Polar codes are a class of capacity achieving error correcting codes that has been recently selected for the next generation of wireless communication standards (5G). Polar code decoding algorithms have evolved in various directions, striking different balances between error-correction performance, speed and complexity. Successive-cancellation list (SCL) and its incarnations constitute a powerful, well-studied set of algorithms, in constant improvement. At the same time, different implementation approaches provide a wide range of area occupations and latency results. 5G puts a focus on improved error-correction performance, high throughput and low power consumption: a comprehensive study considering all these metrics is currently lacking in literature. In this work, we evaluate SCL-based decoding algorithms in terms of error-correction performance and compare them to low-density parity-check (LDPC) codes. Moreover, we consider various decoder implementations, for both polar and LDPC codes, and compare their area occupation and power and energy consumption when targeting short code lengths and rates. Our work shows that among SCL-based decoders, the partitioned SCL (PSCL) provides the lowest area occupation and power consumption, whereas fast simplified SCL (Fast-SSCL) yields the lowest energy consumption. Compared to LDPC decoder architectures, different SCL implementations occupy up to 17.1× less area, dissipate up to 7.35× less power, and up to 26× less energy.
I. INTRODUCTION
Polar codes, introduced by Arıkan in [1] , are a class of errorcorrecting codes that can provably achieve channel capacity on a memoryless channel when the code length N tends to infinity. They have been selected for the next generation of wireless communication standards [2] .

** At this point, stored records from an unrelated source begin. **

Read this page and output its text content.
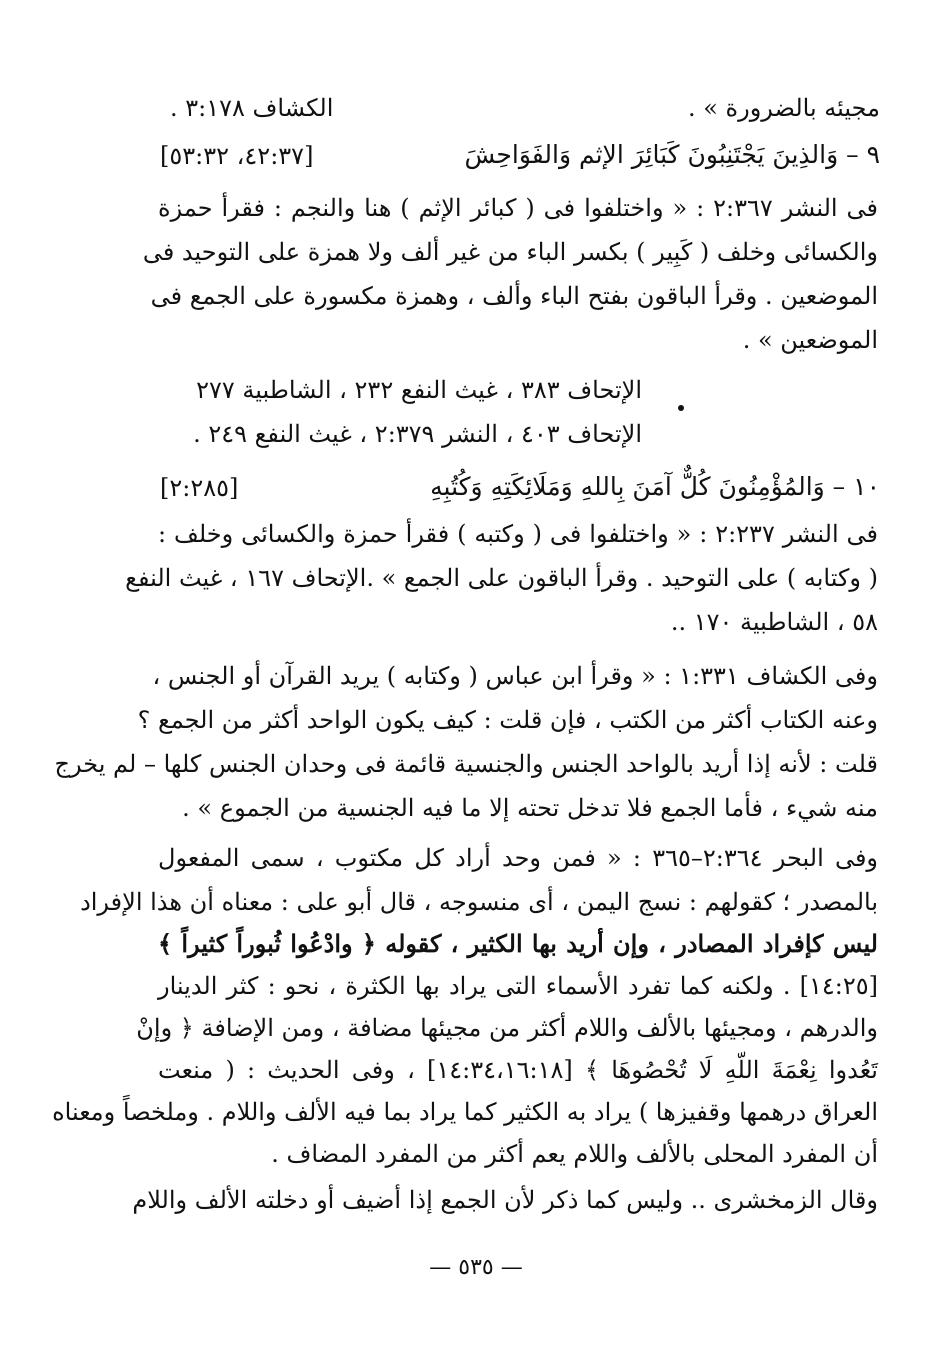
مجيئه بالضرورة » .
الكشاف ٣:١٧٨ .
٩ – وَالذِينَ يَجْتَنِبُونَ كَبَائِرَ الإثم وَالفَوَاحِشَ
[٤٢:٣٧، ٥٣:٣٢]
فى النشر ٢:٣٦٧ : « واختلفوا فى ( كبائر الإثم ) هنا والنجم : فقرأ حمزة
والكسائى وخلف ( كَبِير ) بكسر الباء من غير ألف ولا همزة على التوحيد فى
الموضعين . وقرأ الباقون بفتح الباء وألف ، وهمزة مكسورة على الجمع فى
الموضعين » .
الإتحاف ٣٨٣ ، غيث النفع ٢٣٢ ، الشاطبية ٢٧٧
الإتحاف ٤٠٣ ، النشر ٢:٣٧٩ ، غيث النفع ٢٤٩ .
١٠ – وَالمُؤْمِنُونَ كُلٌّ آمَنَ بِاللهِ وَمَلَائِكَتِهِ وَكُتُبِهِ
[٢:٢٨٥]
فى النشر ٢:٢٣٧ : « واختلفوا فى ( وكتبه ) فقرأ حمزة والكسائى وخلف :
( وكتابه ) على التوحيد . وقرأ الباقون على الجمع » .الإتحاف ١٦٧ ، غيث النفع
٥٨ ، الشاطبية ١٧٠ ..
وفى الكشاف ١:٣٣١ : « وقرأ ابن عباس ( وكتابه ) يريد القرآن أو الجنس ،
وعنه الكتاب أكثر من الكتب ، فإن قلت : كيف يكون الواحد أكثر من الجمع ؟
قلت : لأنه إذا أريد بالواحد الجنس والجنسية قائمة فى وحدان الجنس كلها – لم يخرج
منه شيء ، فأما الجمع فلا تدخل تحته إلا ما فيه الجنسية من الجموع » .
وفى البحر ٢:٣٦٤–٣٦٥ : « فمن وحد أراد كل مكتوب ، سمى المفعول
بالمصدر ؛ كقولهم : نسج اليمن ، أى منسوجه ، قال أبو على : معناه أن هذا الإفراد
ليس كإفراد المصادر ، وإن أريد بها الكثير ، كقوله ﴿ وادْعُوا ثُبوراً كثيراً ﴾
[١٤:٢٥] . ولكنه كما تفرد الأسماء التى يراد بها الكثرة ، نحو : كثر الدينار
والدرهم ، ومجيئها بالألف واللام أكثر من مجيئها مضافة ، ومن الإضافة ﴿ وإنْ
تَعُدوا نِعْمَةَ اللّهِ لَا تُحْصُوهَا ﴾ [١٤:٣٤،١٦:١٨] ، وفى الحديث : ( منعت
العراق درهمها وقفيزها ) يراد به الكثير كما يراد بما فيه الألف واللام . وملخصاً ومعناه
أن المفرد المحلى بالألف واللام يعم أكثر من المفرد المضاف .
وقال الزمخشرى .. وليس كما ذكر لأن الجمع إذا أضيف أو دخلته الألف واللام
— ٥٣٥ —
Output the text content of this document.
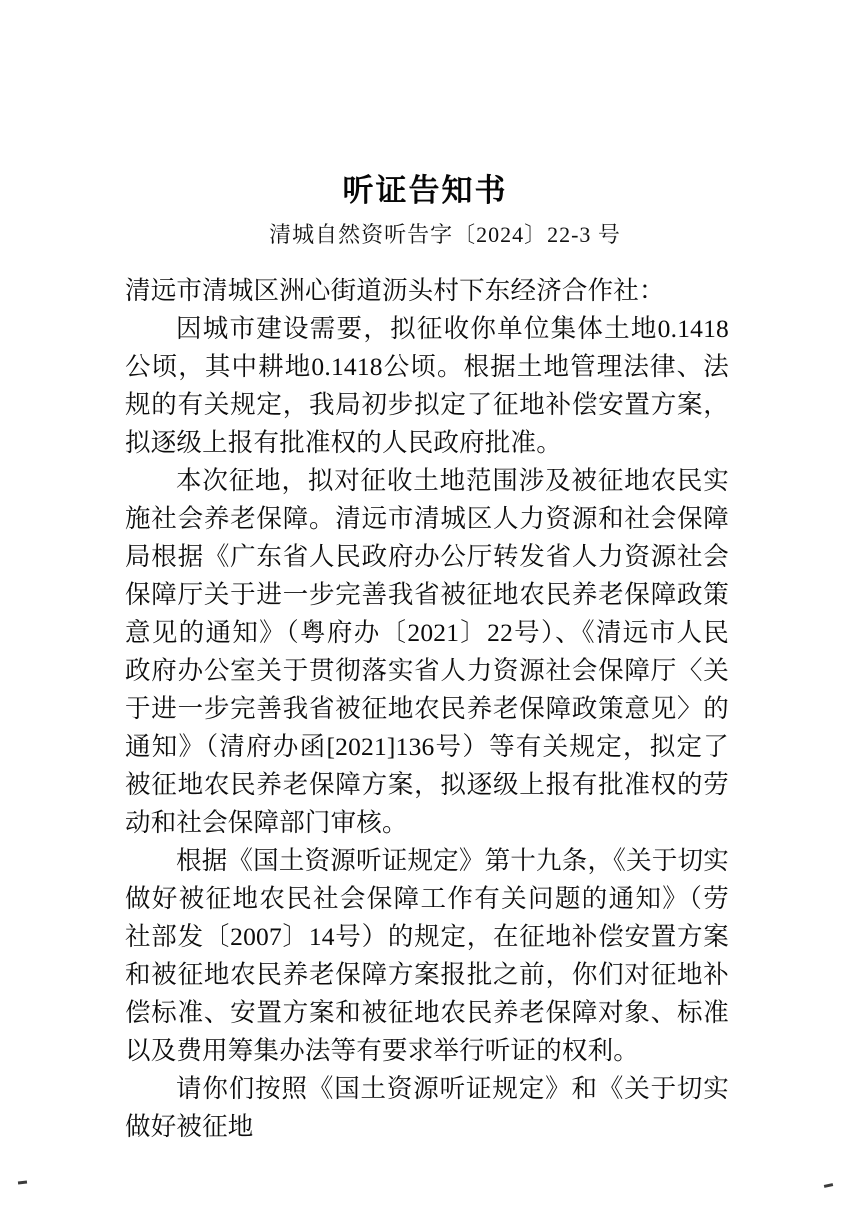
听证告知书
清城自然资听告字〔2024〕22-3 号

清远市清城区洲心街道沥头村下东经济合作社：

因城市建设需要，拟征收你单位集体土地0.1418公顷，其中耕地0.1418公顷。根据土地管理法律、法规的有关规定，我局初步拟定了征地补偿安置方案，拟逐级上报有批准权的人民政府批准。

本次征地，拟对征收土地范围涉及被征地农民实施社会养老保障。清远市清城区人力资源和社会保障局根据《广东省人民政府办公厅转发省人力资源社会保障厅关于进一步完善我省被征地农民养老保障政策意见的通知》（粤府办〔2021〕22号）、《清远市人民政府办公室关于贯彻落实省人力资源社会保障厅〈关于进一步完善我省被征地农民养老保障政策意见〉的通知》（清府办函[2021]136号）等有关规定，拟定了被征地农民养老保障方案，拟逐级上报有批准权的劳动和社会保障部门审核。

根据《国土资源听证规定》第十九条，《关于切实做好被征地农民社会保障工作有关问题的通知》（劳社部发〔2007〕14号）的规定，在征地补偿安置方案和被征地农民养老保障方案报批之前，你们对征地补偿标准、安置方案和被征地农民养老保障对象、标准以及费用筹集办法等有要求举行听证的权利。

请你们按照《国土资源听证规定》和《关于切实做好被征地
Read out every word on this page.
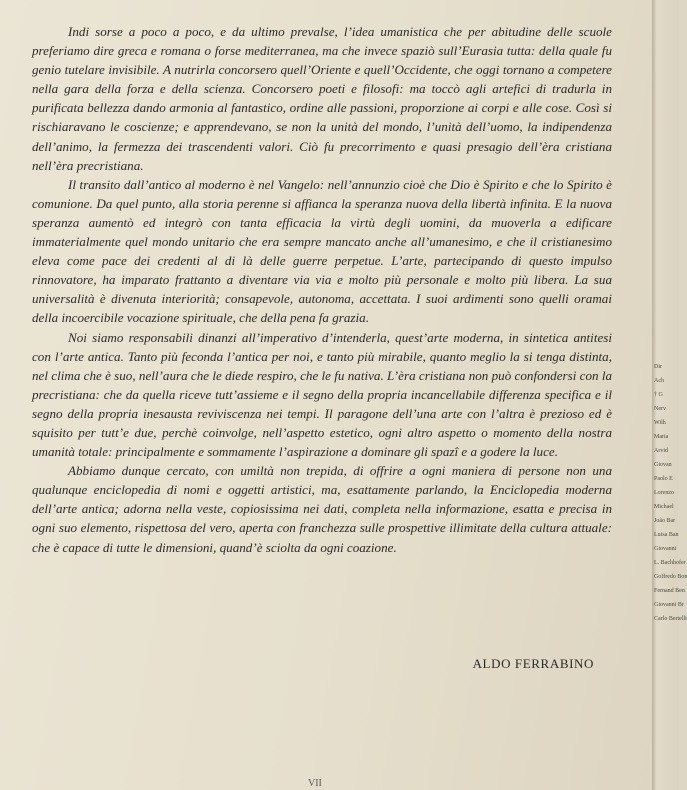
Indi sorse a poco a poco, e da ultimo prevalse, l’idea umanistica che per abitudine delle scuole preferiamo dire greca e romana o forse mediterranea, ma che invece spaziò sull’Eurasia tutta: della quale fu genio tutelare invisibile. A nutrirla concorsero quell’Oriente e quell’Occidente, che oggi tornano a competere nella gara della forza e della scienza. Concorsero poeti e filosofi: ma toccò agli artefici di tradurla in purificata bellezza dando armonia al fantastico, ordine alle passioni, proporzione ai corpi e alle cose. Così si rischiaravano le coscienze; e apprendevano, se non la unità del mondo, l’unità dell’uomo, la indipendenza dell’animo, la fermezza dei trascendenti valori. Ciò fu precorrimento e quasi presagio dell’èra cristiana nell’èra precristiana.

Il transito dall’antico al moderno è nel Vangelo: nell’annunzio cioè che Dio è Spirito e che lo Spirito è comunione. Da quel punto, alla storia perenne si affianca la speranza nuova della libertà infinita. E la nuova speranza aumentò ed integrò con tanta efficacia la virtù degli uomini, da muoverla a edificare immaterialmente quel mondo unitario che era sempre mancato anche all’umanesimo, e che il cristianesimo eleva come pace dei credenti al di là delle guerre perpetue. L’arte, partecipando di questo impulso rinnovatore, ha imparato frattanto a diventare via via e molto più personale e molto più libera. La sua universalità è divenuta interiorità; consapevole, autonoma, accettata. I suoi ardimenti sono quelli oramai della incoercibile vocazione spirituale, che della pena fa grazia.

Noi siamo responsabili dinanzi all’imperativo d’intenderla, quest’arte moderna, in sintetica antitesi con l’arte antica. Tanto più feconda l’antica per noi, e tanto più mirabile, quanto meglio la si tenga distinta, nel clima che è suo, nell’aura che le diede respiro, che le fu nativa. L’èra cristiana non può confondersi con la precristiana: che da quella riceve tutt’assieme e il segno della propria incancellabile differenza specifica e il segno della propria inesausta reviviscenza nei tempi. Il paragone dell’una arte con l’altra è prezioso ed è squisito per tutt’e due, perchè coinvolge, nell’aspetto estetico, ogni altro aspetto o momento della nostra umanità totale: principalmente e sommamente l’aspirazione a dominare gli spazî e a godere la luce.

Abbiamo dunque cercato, con umiltà non trepida, di offrire a ogni maniera di persone non una qualunque enciclopedia di nomi e oggetti artistici, ma, esattamente parlando, la Enciclopedia moderna dell’arte antica; adorna nella veste, copiosissima nei dati, completa nella informazione, esatta e precisa in ogni suo elemento, rispettosa del vero, aperta con franchezza sulle prospettive illimitate della cultura attuale: che è capace di tutte le dimensioni, quand’è sciolta da ogni coazione.

ALDO FERRABINO
VII
Dir
Ach
† G
Nerv
Wilh
Maria
Arvid
Giovan
Paolo E
Lorenzo
Michael
João Bar
Luisa Ban
Giovanni
L. Bachhofer
Goffredo Bon
Fernand Ben
Giovanni Br
Carlo Bertelli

The 5G standardization process is putting a particular focus on improved error-correction performance, lower power consumption and higher throughput. For example, machineto-machine communications in 5G target massive connectivity among a high number of devices, on a scale higher than the most bandwidth-demanding applications in 3G and 4G [3] , with a limited power budget. Therefore, reliable and efficient encoding and decoding methods need to be designed.
In [1] , the successive-cancellation (SC) decoding algorithm is proposed for polar codes: it can be represented as a binary tree search. While optimal with infinite code length, this approach suffers from long decoding latency and mediocre error-correction performance at moderate code lengths. To improve the error-correction performance of SC, the SC List (SCL) decoding algorithm was proposed in [4] , that relies on a list of L codeword candidates. A cyclic-redundancy check (CRC) is also concatenated to the polar code, to help in the selection of the correct candidate at the end of the SCL decoding process. The improved error-correction performance of CRC-aided SCL comes at the cost of additional computational complexity and latency. A hardware implementation for SCL using logarithmic likelihood ratio (LLR) values was presented in [5] . In order to reduce latency and increase throughput, simplified SCL (SSCL) [6] and Fast-SSCL [7] decoding algorithms were proposed, that rely on the identification of bit patterns to prune the SC decoding tree and reduce the number of required bit estimations, with minor or no error-correction performance degradation. Compared to the conventional SCL, SSCL and Fast-SSCL can reduce the number of time steps required to decode one codeword up to 88% [7] . To address the high implementation complexity of SCL decoders, a partitioned SCL (PSCL) decoder was proposed in [8] : it shows substantial area occupation reduction and negligible error-correction performance loss with respect to conventional SCL decoders.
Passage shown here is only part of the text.